In the ad, Depp is seen walking in a stream, stacking rocks to mark his path. Elsewhere, a Native American fancy war dancer — Canku One Star, a Rosebud Sioux member — performs atop a cliff, and a young woman (played by Tanaya Beatty, descended from the Da’Naxda’xw Nation in British Columbia) follows Depp from a distance.

Then Depp lifts a Native American blanket to reveal an electric guitar. He plays a famous riff, “Rumble,” by the Shawnee guitar legend Link Wray. (The instrumental introduced the “power chord” when Wray recorded it in 1958; it was reintroduced to audiences in 1995’s “Pulp Fiction.”)

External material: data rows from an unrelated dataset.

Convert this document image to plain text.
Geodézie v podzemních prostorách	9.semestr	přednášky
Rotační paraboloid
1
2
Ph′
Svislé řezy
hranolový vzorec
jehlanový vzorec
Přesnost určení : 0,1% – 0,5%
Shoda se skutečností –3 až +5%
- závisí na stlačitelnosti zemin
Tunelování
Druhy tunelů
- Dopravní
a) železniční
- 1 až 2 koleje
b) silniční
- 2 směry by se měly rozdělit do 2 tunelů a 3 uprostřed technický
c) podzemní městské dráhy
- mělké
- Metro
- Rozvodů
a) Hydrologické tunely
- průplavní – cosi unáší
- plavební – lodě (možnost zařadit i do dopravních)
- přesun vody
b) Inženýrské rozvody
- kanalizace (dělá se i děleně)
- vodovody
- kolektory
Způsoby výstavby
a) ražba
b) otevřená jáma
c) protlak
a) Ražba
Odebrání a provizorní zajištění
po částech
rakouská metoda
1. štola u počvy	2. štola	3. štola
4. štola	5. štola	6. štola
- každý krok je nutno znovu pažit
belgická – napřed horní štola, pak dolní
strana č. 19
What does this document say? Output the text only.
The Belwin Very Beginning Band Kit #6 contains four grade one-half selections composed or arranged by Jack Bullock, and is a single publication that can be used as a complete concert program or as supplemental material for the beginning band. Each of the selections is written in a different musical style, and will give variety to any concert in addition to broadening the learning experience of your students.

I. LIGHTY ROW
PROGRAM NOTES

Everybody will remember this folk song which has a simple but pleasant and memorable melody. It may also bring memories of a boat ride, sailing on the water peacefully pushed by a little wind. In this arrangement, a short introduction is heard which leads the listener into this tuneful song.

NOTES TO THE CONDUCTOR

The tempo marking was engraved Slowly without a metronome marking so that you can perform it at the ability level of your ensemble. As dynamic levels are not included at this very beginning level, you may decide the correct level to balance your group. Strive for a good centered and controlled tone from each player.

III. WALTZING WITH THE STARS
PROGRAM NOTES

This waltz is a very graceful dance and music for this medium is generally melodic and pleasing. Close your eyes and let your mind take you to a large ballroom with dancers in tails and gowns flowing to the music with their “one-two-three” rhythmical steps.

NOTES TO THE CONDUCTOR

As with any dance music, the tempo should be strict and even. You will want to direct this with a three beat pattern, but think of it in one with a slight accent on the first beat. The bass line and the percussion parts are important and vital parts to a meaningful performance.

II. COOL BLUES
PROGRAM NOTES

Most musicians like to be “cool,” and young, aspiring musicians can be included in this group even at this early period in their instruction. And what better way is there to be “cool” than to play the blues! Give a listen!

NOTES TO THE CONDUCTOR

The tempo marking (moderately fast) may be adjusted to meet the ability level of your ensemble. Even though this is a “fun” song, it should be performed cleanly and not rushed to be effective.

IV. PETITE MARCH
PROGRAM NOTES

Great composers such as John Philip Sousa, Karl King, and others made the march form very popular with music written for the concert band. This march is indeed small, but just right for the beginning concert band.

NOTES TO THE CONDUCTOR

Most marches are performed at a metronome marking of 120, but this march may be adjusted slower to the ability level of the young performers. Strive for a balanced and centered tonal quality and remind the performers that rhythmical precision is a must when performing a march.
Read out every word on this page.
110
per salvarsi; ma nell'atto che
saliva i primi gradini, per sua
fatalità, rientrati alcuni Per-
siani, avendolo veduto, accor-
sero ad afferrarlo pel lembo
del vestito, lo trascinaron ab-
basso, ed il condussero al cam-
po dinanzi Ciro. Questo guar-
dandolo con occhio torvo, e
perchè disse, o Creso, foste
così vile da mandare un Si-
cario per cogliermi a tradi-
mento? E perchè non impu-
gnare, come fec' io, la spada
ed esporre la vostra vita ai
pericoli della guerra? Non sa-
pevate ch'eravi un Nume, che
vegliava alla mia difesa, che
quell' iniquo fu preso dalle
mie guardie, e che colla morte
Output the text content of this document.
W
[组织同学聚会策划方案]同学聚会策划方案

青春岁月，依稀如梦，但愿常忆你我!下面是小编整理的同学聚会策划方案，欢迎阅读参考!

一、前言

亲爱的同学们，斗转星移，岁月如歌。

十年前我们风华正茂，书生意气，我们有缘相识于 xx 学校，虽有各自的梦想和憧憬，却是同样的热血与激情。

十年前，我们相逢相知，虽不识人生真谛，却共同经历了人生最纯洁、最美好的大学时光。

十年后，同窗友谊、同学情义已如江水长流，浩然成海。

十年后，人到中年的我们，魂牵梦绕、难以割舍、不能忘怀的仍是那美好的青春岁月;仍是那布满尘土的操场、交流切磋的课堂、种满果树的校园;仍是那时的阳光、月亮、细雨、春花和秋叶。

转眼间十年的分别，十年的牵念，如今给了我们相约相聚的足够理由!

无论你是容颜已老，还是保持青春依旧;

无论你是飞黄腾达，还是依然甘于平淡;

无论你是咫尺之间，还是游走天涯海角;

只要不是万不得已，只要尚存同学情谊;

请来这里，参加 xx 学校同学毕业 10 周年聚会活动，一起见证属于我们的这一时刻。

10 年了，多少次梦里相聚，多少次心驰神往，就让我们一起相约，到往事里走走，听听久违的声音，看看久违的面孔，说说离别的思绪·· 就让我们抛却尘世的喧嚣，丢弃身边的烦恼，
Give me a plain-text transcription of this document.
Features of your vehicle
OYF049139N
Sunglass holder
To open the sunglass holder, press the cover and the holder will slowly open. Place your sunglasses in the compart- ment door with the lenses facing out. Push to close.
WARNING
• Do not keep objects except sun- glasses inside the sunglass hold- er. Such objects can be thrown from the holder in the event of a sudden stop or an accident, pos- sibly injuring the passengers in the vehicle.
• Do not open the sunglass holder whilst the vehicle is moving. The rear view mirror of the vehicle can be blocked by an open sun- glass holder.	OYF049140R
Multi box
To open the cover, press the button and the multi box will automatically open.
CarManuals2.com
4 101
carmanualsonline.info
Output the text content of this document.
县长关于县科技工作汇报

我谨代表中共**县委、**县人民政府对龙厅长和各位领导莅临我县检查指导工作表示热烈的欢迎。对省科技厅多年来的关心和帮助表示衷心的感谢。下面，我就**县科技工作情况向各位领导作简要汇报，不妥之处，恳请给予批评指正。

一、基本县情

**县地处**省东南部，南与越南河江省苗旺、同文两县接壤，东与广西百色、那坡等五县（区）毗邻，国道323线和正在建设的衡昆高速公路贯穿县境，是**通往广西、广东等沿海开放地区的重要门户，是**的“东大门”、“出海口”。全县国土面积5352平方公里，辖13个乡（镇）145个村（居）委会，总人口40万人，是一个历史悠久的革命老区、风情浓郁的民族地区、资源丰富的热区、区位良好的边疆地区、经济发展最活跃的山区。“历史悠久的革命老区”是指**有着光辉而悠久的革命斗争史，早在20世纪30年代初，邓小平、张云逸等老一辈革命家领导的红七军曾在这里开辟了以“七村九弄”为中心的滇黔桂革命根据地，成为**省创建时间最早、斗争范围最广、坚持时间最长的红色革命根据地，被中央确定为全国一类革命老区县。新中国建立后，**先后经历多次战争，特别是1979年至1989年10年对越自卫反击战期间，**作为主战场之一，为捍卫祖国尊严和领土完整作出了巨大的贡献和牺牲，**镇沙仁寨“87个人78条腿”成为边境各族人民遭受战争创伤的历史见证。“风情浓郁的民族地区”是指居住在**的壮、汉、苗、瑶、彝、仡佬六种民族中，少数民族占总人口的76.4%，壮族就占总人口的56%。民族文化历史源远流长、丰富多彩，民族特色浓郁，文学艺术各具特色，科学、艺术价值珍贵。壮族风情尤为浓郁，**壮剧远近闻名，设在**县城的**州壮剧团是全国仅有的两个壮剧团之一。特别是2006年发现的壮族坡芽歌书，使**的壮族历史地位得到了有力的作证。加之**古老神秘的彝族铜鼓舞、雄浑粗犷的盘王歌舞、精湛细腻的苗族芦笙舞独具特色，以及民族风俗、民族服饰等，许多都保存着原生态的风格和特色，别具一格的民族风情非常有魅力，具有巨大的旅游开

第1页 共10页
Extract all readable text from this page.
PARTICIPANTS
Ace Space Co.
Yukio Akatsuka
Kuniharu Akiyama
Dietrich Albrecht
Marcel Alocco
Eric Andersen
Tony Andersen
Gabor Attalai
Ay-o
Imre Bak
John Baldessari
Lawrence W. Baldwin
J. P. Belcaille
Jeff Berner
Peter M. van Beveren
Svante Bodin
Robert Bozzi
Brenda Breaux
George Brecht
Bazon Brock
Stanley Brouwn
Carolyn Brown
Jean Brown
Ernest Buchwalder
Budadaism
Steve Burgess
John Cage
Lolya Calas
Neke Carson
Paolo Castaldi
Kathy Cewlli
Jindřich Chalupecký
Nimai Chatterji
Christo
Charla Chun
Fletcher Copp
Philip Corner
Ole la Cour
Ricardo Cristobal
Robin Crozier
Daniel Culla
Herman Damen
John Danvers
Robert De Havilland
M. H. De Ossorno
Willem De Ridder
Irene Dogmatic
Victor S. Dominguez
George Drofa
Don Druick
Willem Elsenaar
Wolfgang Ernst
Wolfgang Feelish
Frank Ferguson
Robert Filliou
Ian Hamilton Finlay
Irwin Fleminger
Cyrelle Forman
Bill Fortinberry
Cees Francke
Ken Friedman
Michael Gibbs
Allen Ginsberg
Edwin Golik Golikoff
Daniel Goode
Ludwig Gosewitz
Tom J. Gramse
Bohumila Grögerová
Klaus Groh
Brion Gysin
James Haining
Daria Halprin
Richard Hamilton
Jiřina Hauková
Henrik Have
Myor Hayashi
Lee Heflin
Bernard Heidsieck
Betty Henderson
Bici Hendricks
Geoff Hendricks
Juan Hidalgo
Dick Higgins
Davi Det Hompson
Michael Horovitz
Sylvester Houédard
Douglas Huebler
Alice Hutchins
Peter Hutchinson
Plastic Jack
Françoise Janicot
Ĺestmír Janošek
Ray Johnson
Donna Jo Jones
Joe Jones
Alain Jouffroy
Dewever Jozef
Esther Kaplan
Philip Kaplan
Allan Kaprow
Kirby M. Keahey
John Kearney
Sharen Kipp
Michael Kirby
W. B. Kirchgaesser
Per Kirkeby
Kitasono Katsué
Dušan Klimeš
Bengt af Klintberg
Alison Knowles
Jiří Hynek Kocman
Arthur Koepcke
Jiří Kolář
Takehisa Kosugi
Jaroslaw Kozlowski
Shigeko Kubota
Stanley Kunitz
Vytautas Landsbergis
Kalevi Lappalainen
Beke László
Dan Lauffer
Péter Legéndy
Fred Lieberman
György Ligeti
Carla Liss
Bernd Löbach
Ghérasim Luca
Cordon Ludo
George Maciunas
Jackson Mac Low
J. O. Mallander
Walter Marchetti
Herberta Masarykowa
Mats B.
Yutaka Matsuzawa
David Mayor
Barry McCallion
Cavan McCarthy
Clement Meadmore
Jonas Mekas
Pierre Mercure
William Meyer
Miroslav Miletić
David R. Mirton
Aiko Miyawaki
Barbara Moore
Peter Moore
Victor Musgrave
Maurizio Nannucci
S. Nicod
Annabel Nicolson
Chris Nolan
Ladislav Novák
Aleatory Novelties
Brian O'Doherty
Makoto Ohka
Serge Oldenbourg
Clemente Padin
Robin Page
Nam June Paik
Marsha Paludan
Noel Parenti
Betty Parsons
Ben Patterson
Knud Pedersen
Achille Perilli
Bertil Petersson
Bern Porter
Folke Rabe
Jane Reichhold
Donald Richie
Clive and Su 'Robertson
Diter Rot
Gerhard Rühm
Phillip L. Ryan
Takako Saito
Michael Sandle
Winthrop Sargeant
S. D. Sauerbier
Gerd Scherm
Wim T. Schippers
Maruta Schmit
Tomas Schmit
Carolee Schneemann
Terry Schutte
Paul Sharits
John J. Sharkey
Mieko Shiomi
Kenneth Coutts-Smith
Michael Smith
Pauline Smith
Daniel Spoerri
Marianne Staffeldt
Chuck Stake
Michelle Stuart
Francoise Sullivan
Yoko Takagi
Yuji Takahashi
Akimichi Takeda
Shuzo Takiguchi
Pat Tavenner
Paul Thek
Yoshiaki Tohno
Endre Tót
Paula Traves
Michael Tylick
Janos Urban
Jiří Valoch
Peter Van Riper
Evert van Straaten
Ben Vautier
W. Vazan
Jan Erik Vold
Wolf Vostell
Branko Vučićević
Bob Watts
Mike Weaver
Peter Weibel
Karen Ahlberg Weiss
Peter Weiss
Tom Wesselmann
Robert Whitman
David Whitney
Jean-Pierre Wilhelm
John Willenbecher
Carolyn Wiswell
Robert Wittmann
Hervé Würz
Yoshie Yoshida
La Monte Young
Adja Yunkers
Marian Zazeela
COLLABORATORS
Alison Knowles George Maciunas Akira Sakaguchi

Depp, who moonlights in the band Hollywood Vampires with shock-rock legend Alice Cooper and Aerosmith’s Joe Perry, performed “Rumble” for the ad with guitarist Jeff Beck, who is not seen onscreen.

In an accompanying behind-the-scenes video — three times as long as the commercial itself — Depp says that “everything [in the ad] has some symbolic reference. … It’s almost like you can hear the land.”

Hanley Frost, a member of the Southern Ute Indian Tribe, also speaks on the video: “We’ve always called this home. We have a thing that says, when you go into the old ones’ territory, you ask for forgiveness, and you do a blessing so that you don’t upset the spirits.”

Depp and the commercial’s director, Jean-Baptiste Mondino, collaborated with Americans for Indian Opportunity, an advocacy group for Native American people, “in order to respect indigenous cultures, values and heritage,” Dior’s press notes say.